Raw change against contribution
Placing the raw differences and the contributions side by side makes the reordering explicit. Fecundity dominates the left panel and adult survival the right.
ord <- res |> arrange(desc(abs(raw))) |> pull(short)
long <- res |>
transmute(short,
`Raw vital-rate difference` = raw,
`LTRE contribution` = contr) |>
pivot_longer(-short, names_to = "panel", values_to = "value") |>
mutate(short = factor(short, levels = rev(ord)),
panel = factor(panel, levels = c("Raw vital-rate difference", "LTRE contribution")),
sign = ifelse(value >= 0, "pos", "neg"))
ggplot(long, aes(value, short, fill = sign)) +
geom_col(width = 0.62) +
geom_vline(xintercept = 0, colour = te_faint, linewidth = 0.4) +
scale_fill_manual(values = c(pos = te_forest, neg = te_brick)) +
facet_wrap(~panel, scales = "free_x") +
labs(title = "Biggest raw change is not the biggest contribution",
subtitle = "Fecundity has the largest raw change; adult survival, far more sensitive, contributes most",
x = NULL, y = NULL) +
theme_te()
Prospective and retrospective, side by side
The two analyses answer different questions and should not be confused.

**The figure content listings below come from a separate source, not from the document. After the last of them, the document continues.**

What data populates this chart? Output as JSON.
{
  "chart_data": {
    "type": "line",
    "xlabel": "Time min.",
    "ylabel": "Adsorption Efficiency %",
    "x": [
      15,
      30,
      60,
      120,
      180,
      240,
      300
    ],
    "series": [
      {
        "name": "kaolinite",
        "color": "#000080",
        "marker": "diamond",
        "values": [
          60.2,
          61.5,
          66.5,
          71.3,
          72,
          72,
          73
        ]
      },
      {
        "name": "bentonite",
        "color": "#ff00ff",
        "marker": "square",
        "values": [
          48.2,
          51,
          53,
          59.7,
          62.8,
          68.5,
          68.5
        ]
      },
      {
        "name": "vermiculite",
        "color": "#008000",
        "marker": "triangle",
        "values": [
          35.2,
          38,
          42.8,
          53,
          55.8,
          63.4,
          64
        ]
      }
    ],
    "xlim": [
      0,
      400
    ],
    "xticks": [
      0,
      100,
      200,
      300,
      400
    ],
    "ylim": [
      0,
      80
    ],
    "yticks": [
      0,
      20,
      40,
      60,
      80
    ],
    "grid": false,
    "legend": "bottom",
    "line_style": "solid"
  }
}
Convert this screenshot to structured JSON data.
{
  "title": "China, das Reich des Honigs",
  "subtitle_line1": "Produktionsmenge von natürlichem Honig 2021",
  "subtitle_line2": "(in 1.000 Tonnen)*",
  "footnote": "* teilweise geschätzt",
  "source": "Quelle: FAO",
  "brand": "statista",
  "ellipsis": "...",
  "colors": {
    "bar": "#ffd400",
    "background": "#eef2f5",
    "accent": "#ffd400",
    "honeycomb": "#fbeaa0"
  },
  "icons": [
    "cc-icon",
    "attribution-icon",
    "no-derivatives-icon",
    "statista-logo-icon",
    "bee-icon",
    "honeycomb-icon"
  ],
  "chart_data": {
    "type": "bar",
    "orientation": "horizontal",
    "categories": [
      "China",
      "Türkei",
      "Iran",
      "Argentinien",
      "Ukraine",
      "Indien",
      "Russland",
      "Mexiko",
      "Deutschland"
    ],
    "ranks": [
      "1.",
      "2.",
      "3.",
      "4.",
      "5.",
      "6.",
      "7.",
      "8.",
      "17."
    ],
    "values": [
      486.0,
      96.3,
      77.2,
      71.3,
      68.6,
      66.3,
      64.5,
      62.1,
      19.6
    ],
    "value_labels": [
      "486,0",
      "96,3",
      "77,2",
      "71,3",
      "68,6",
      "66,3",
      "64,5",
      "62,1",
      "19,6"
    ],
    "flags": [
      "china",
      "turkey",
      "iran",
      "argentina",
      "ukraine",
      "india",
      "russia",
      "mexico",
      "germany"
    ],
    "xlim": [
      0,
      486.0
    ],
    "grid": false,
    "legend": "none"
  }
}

A sensitivity or elasticity analysis is prospective: it takes one matrix and asks which rate to target to raise growth in future, regardless of how much that rate actually varies. An LTRE is retrospective: it takes two matrices that already differ and asks which of the differences that happened accounts for the gap in growth. A rate can be highly sensitive yet contribute nothing to an LTRE because it did not differ between the groups, and a rate can differ a lot yet contribute little because growth is insensitive to it. Reading the two together, the prospective sensitivity from the companion post and the retrospective contribution here, is how you tell what could matter from what did.
References
Caswell H 1989. Ecological Modelling 46(3-4):221-237 (10.1016/0304-3800(89)90019-7).
Caswell H 1996. Ecological Modelling 88(1-3):73-82 (10.1016/0304-3800(95)00070-4).
Caswell H 2000. Ecology 81(3):619-627 (10.1890/0012-9658(2000)081[0619:PARPAT]2.0.CO;2).
de Kroon H, Plaisier A, van Groenendael J, Caswell H 1986. Ecology 67(5):1427-1431 (10.2307/1938700).